I used Liquitex acrylics slightly thinned with an acrylic painting medium to improve brilliance and flexibility and brushed them freely on polyester films, then scraped them with everything at hand (scrapers, pens, feathers, fingers, spoons , forks etc.). The dry films are quite nice in themselves so I've put them apart for later use (beads perhaps?).
And here are two more fabric collages

Friday, September 14, 2007

Please come in!

Hallo! Finally I'm taking my first swim out in the vast ocean of blogging after all the idle talking done about it at Urchfont. But now vacations are over, friends have left home, kids are on their way back to university and there are no more excuses ... In the next few days I'm going to upload the work I've being doing on my Module 3 (Spirals) but for today I would like to show some glimpses of my very special room under the roof.
How are you all? I would love to have you here in Rome for a chat and a cup of tea or better still for a glass of wine before dinner (remember?) ... but missing that would you like to have a look around? This is the area where I like to spend my time whenever I can. Here I keep all the odd bits and pieces of my old and new passions - dangerous and less dangerous, messy and less messy, dry and wet, bulky and so tiny that you keep losing them, you all know what I mean. I painted all my furniture in light blue and yellow thinking of winter days when light falls early.
But please come closer ... This is the area where I keep my Distant Stitch things, there are the books I'm using (on the little table on the right) and boxes full of fabrics and threads under the other tables. And of course Sian's module open at left ... This is my thinking/sketching/trying out/assembling area, with samples hanging around or in boxes and folders.
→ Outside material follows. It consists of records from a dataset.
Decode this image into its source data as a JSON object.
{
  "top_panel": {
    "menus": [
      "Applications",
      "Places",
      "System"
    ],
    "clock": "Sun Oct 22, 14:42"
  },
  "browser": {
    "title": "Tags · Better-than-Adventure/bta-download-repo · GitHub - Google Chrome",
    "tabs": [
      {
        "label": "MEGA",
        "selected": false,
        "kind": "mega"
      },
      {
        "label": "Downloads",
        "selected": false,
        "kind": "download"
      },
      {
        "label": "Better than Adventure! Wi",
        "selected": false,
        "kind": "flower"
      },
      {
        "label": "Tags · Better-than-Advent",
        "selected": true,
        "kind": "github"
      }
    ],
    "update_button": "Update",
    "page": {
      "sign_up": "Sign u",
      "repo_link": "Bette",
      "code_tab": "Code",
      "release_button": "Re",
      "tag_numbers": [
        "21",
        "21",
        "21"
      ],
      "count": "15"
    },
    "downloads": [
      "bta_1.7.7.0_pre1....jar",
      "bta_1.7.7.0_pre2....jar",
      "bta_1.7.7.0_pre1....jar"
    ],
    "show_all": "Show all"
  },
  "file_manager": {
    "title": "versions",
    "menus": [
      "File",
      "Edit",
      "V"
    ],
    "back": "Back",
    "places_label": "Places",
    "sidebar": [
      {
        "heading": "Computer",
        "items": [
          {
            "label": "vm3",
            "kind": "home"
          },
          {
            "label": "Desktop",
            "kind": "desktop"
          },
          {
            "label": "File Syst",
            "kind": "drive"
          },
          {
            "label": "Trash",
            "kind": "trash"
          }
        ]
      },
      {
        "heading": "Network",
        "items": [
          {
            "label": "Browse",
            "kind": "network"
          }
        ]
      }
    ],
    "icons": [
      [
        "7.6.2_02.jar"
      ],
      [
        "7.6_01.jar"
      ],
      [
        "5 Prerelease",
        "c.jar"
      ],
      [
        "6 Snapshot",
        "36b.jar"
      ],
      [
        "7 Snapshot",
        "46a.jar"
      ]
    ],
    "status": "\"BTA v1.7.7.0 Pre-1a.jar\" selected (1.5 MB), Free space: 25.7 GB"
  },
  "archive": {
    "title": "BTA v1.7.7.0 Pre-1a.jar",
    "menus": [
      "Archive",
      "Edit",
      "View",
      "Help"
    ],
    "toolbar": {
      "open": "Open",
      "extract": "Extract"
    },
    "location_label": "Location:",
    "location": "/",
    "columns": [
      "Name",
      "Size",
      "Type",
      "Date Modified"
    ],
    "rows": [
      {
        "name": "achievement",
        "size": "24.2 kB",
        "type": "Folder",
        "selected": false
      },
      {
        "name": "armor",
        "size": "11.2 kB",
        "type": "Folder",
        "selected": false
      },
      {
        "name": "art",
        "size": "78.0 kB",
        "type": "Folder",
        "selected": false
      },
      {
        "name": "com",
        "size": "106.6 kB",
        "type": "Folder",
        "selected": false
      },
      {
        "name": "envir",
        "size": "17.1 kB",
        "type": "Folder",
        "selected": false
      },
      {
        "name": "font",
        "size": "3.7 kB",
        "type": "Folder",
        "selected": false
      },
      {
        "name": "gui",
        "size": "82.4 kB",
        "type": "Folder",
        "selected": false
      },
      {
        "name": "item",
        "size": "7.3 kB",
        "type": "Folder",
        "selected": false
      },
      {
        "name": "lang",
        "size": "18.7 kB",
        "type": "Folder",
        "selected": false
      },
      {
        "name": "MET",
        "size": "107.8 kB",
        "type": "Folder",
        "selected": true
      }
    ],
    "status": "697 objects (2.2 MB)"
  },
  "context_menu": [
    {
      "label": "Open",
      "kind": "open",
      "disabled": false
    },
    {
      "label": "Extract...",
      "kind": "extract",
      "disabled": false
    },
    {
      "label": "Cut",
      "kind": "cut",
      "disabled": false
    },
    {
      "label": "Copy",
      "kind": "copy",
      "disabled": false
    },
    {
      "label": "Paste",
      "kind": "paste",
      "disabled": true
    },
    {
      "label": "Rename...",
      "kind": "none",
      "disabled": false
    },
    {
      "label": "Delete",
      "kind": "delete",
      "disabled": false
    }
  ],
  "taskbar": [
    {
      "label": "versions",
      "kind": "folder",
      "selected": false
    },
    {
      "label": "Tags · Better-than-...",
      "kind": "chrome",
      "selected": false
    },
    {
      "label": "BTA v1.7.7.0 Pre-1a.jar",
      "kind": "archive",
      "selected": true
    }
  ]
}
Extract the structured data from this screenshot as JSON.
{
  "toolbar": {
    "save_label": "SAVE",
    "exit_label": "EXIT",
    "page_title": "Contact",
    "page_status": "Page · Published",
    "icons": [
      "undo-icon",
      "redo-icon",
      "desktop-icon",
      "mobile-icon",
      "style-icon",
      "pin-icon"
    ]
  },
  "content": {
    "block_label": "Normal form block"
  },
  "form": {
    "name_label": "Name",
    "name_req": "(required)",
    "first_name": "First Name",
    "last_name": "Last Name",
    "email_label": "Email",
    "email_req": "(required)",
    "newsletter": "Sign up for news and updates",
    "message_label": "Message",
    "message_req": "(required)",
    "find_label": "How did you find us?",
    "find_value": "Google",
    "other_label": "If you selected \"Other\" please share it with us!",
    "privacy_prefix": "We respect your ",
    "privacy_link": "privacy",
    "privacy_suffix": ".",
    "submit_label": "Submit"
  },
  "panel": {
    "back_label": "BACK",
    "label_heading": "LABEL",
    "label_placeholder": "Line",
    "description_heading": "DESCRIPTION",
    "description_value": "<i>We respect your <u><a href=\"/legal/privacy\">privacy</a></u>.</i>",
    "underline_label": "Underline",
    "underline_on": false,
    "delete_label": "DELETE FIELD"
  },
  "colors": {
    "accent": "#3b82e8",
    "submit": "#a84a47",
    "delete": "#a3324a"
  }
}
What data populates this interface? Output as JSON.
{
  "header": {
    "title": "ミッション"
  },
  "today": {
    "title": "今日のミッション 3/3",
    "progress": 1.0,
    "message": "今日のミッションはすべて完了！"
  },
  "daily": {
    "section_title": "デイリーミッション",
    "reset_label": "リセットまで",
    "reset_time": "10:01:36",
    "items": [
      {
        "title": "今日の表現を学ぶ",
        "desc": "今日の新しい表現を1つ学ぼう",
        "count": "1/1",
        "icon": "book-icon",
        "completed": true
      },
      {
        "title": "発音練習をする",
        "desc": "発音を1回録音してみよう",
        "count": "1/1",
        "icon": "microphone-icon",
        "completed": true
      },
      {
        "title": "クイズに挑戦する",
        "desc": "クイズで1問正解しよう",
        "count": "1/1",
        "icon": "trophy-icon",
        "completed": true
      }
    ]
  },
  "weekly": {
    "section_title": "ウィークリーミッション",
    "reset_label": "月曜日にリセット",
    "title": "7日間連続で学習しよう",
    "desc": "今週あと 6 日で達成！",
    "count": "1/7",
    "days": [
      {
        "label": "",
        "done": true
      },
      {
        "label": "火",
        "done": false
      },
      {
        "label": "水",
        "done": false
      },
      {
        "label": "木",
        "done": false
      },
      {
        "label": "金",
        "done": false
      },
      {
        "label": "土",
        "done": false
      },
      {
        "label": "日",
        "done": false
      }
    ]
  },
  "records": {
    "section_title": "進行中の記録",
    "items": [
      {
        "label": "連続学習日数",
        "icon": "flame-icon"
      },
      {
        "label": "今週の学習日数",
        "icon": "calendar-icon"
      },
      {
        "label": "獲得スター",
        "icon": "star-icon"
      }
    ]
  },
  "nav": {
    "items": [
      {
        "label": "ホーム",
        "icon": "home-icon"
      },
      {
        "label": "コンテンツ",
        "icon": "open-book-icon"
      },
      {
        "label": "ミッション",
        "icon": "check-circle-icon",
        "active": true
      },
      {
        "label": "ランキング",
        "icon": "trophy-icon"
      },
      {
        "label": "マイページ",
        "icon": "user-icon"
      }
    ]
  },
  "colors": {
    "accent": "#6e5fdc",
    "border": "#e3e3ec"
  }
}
And here on the right is the stitching area with my Bernina and my Pfaff overlocker (this is a new animal and I'm still learning how to cope with it). My dear Barbie and Midge are sitting patiently beside and keep a friendly eye on me. They are still wearing their Sixties cocktail dresses and high-heeled plastic pumps from the old days. There is also a wet (and quite dirty) area with a basin where I can use dyes or dare other scary operations without too much trouble. So long for this time. I shall take another swim soon, promised!